Robotaxi with no steering wheel changed into aiming for a $25,000 mass market car that doubles as a robotaxi instead.
He preferred "hardcore" over "psychological safety."
He didn't like days of rest for "psychological safety"; he preferred "hardcore" and believed discomfort was a good thing. He also doesn't like work-life balance.
Culture clashes can turn into mass firings.
He fired the woman in charge of marketing and people at Twitter, later fired 75% of Twitter. The Twitter situation was bad.
Changing identity systems creates chaos.
Elon introduced the blue check mark and people began impersonating other people and someone said: “BREAKING: A second Tesla has hit the World Trade Center.”

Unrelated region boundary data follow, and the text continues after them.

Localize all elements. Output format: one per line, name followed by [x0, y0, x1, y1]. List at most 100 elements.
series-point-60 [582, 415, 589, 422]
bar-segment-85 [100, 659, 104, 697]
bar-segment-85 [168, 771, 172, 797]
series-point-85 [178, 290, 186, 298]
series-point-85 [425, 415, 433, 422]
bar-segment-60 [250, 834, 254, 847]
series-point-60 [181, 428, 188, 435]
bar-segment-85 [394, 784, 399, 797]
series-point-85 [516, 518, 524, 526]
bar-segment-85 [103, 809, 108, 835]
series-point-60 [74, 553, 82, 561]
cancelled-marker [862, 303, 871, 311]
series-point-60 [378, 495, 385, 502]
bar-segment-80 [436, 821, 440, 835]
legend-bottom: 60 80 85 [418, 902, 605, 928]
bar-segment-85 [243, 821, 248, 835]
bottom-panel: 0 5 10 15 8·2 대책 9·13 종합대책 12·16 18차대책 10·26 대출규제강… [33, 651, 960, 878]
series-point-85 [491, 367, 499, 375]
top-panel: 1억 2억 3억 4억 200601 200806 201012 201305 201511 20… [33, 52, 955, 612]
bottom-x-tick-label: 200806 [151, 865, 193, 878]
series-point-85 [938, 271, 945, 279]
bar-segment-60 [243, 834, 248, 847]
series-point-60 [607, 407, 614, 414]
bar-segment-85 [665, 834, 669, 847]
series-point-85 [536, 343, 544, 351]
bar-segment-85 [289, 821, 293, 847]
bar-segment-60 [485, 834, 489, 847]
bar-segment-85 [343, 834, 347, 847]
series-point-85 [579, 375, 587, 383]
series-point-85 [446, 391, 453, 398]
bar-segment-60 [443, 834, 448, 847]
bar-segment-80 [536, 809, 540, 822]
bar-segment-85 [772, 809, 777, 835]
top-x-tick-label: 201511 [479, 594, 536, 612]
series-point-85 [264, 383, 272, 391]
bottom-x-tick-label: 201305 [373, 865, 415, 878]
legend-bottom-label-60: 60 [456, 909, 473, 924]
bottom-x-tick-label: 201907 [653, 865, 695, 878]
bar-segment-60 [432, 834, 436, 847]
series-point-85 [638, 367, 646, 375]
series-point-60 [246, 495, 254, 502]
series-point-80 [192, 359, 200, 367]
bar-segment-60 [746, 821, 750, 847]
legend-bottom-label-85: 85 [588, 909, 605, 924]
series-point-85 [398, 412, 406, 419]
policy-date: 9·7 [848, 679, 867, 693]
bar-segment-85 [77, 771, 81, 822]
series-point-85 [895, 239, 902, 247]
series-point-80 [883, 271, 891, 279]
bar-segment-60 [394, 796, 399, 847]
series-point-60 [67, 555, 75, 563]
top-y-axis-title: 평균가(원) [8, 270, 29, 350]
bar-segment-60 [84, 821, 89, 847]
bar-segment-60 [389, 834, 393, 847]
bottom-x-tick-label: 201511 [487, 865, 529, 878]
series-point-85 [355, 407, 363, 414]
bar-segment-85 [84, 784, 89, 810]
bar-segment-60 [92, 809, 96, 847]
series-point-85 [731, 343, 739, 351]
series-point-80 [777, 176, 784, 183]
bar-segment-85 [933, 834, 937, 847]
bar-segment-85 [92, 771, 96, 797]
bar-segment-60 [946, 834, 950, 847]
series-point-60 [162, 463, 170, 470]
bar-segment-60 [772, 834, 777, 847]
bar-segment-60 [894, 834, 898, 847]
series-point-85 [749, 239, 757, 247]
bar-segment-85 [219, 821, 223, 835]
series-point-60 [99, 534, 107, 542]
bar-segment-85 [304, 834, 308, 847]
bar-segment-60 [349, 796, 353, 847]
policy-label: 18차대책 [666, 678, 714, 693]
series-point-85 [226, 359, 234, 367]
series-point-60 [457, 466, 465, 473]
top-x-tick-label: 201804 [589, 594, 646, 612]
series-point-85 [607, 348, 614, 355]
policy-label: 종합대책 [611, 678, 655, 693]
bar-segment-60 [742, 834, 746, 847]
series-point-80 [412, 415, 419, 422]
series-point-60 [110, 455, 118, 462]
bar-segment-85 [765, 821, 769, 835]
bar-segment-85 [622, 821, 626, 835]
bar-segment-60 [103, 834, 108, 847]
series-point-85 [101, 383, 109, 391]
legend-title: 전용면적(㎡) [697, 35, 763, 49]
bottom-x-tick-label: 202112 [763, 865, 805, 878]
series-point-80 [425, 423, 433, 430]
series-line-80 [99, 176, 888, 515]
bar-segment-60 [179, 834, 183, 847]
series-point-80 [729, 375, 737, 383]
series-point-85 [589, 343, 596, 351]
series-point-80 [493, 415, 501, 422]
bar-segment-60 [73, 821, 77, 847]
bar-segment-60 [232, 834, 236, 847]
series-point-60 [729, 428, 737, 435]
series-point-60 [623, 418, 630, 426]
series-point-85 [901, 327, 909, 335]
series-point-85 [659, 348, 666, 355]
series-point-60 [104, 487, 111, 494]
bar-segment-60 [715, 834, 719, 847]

Neuralink's stated goal shifted.
Neuralink is now about curing blindness, deafness, and paralysis instead of moving computer mice with your mind.
Free speech has exceptions when it gets personal.
Even though he was for free speech, he banned Elonjet after someone was stalking his bodyguard and his son.
Sometimes “do it yourself” is literal.
Elon grabs a knife, goes under the floor, and disconnects the cables himself😂
He started X.AI to create a safe AI.
He started with making chatbots similar to ChatGPT and will eventually use all of Tesla's video footage and Twitter's data to make an AI that can react with the real world.
Risk is part of the learning plan.
Starship was self-destruct; this was their goal and they learned a lot. Instead of risk-proofing everything, he made some risky moves that might fail but that they can learn from. He thinks if all they did was try to eliminate all risk, they wouldn't go anywhere.